Not your typical house red wine
by: Vino Joe
In the United States, we have many "Italian" restaurants. In the cities, they often boast outdoor, sidewalk dining "al fresco," and in the suburbs, they're cramped in mini-malls. No matter where you find them, you'll find three common threads: red and white checkered tablecloths, pasta in marinara sauce and a "house red wine."

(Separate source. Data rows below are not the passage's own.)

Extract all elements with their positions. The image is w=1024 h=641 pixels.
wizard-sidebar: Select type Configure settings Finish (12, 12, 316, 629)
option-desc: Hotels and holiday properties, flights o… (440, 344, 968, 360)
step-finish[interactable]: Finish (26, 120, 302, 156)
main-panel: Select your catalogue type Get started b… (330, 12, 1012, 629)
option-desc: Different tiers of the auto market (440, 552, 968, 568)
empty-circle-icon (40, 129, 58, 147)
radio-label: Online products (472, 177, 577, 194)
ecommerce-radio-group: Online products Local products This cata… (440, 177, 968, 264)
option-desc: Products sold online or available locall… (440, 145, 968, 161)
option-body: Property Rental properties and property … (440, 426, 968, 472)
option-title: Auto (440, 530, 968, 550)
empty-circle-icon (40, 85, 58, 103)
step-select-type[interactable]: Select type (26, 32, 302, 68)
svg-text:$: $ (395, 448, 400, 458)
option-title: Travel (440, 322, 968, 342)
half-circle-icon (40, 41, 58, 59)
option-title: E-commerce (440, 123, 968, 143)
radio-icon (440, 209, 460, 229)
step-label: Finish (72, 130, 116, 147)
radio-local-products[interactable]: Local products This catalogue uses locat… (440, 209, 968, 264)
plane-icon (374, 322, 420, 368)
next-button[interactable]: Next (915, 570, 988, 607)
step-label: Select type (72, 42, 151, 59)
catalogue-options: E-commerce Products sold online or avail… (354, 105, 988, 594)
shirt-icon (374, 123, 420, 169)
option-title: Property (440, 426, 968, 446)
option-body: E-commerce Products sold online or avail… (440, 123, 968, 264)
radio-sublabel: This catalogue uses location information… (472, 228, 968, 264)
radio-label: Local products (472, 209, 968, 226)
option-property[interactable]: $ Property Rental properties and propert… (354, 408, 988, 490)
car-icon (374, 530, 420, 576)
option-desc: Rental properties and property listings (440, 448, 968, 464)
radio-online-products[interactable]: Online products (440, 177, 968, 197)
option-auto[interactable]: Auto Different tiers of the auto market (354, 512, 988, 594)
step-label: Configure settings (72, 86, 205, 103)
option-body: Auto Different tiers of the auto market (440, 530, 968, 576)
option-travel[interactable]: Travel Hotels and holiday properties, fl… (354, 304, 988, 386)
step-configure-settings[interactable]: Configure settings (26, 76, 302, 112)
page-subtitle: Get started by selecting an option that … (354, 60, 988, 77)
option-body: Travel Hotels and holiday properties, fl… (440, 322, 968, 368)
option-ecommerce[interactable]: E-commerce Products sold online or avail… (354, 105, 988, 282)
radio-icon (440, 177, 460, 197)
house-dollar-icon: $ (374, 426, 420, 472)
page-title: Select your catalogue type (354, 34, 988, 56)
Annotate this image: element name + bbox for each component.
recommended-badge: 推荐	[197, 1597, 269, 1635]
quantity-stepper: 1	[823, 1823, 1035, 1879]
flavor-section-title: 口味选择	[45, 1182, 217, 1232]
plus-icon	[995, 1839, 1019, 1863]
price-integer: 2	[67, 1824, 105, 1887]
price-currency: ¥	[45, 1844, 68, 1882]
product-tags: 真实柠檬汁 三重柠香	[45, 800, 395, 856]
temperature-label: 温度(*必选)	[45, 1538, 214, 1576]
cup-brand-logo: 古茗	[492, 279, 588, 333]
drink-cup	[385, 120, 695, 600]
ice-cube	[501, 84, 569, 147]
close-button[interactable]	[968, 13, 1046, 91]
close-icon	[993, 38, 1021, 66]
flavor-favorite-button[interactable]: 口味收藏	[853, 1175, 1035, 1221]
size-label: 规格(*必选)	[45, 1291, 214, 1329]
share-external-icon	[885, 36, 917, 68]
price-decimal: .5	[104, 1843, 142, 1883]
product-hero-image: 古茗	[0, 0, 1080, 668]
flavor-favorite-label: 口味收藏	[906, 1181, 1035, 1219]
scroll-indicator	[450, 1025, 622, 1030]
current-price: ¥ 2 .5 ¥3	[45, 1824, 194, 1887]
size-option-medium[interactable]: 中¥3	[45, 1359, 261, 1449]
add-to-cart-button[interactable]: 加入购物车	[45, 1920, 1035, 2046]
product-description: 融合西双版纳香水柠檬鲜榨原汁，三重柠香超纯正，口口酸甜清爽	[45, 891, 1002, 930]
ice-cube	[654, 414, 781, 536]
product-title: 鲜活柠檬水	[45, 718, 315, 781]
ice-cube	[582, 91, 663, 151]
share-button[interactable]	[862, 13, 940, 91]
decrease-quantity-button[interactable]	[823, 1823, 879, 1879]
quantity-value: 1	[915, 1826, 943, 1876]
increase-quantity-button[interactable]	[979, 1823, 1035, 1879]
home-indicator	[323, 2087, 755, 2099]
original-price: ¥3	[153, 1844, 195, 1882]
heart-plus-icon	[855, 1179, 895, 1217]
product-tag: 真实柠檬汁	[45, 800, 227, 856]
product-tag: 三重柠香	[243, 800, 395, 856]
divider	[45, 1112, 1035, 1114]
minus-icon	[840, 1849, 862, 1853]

Generally speaking, the recommendation is that you should not expect too much from the “house” red wine. That’s because it is often the cheapest plonk available, such as a Montepulciano d’Abruzzo that’s been sitting in the distributor’s warehouse too long. Even if it’s not a clearance item, many restaurants issue “Monte” as their house red because it is plentiful, easy to drink and cheap. As a result, people -- especially geeks -- tend not to take the wine seriously.

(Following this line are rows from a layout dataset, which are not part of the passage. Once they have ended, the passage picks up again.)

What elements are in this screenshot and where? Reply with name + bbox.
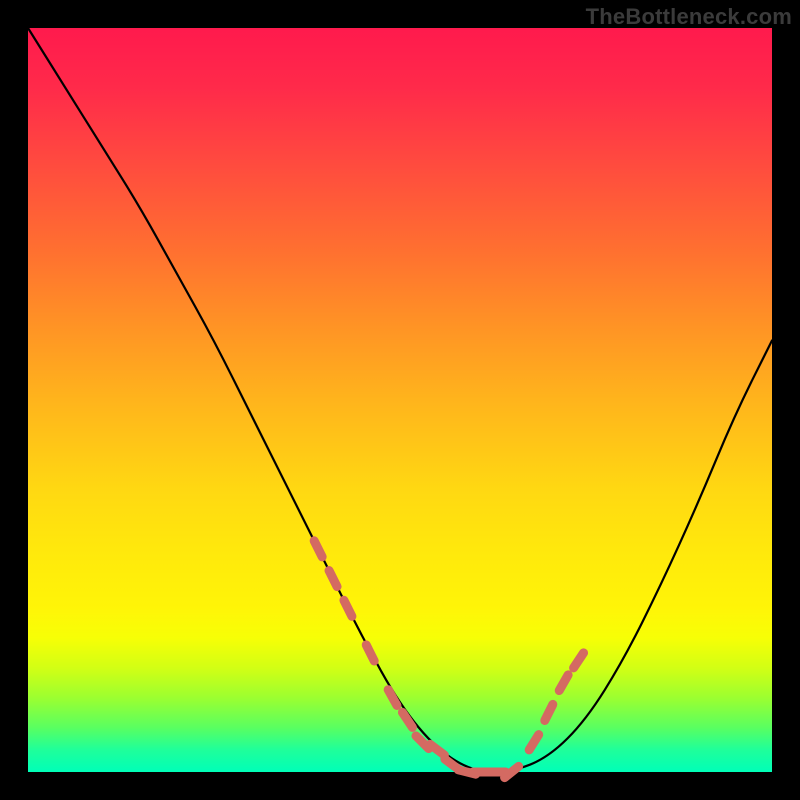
marker-dash <box>545 704 553 720</box>
marker-dash <box>388 690 397 706</box>
marker-dash <box>402 712 412 727</box>
marker-dash <box>559 675 568 691</box>
bottleneck-curve <box>28 28 772 772</box>
marker-dash <box>366 645 374 661</box>
marker-dash <box>329 571 337 587</box>
chart-svg <box>28 28 772 772</box>
marker-dash <box>529 735 539 750</box>
marker-dash <box>314 541 322 557</box>
chart-plot-area <box>28 28 772 772</box>
marker-dash <box>430 744 444 755</box>
marker-dash <box>344 600 352 616</box>
watermark-text: TheBottleneck.com <box>586 4 792 30</box>
marker-group <box>314 541 583 778</box>
marker-dash <box>574 653 584 668</box>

But in fact, among the ocean of Montepulcianos flowing in the Abruzzo, there are a number of excellent examples. You just have to look for them, and be willing to spend more than five bucks for a bottle.
One excellent example is Capestrano Montepulciano d’Abruzzo, which tells you it is not a cheap red wine right from the nose. Very forward, attractive aromas of spice, black raspberry, plum and sweet earth seem to jump out of the glass and give you a good preview of what’s going to hit your palate. In the mouth, this Monte is jammy (a lot of rich, ripe, jam-like flavors) upfront, with a smooth texture, and is balanced out nicely by good acidity and mild to medium tannins. Some spice notes and earthy hints round out the ripe black raspberry finish, which is balanced and enjoyable. Showing exceptional depth and complexity for a wine of this price, I rate this a ridiculously good value. Flavorful enough to drink on its own, it really shines when matched with typical Americanized Italian café
/ pizzeria fare: pizza, pasta with red sauce and eggplant parmigiana. In addition, it will stand up to burgers, most beef dishes, grilled meats, grilled veggies and cheeses.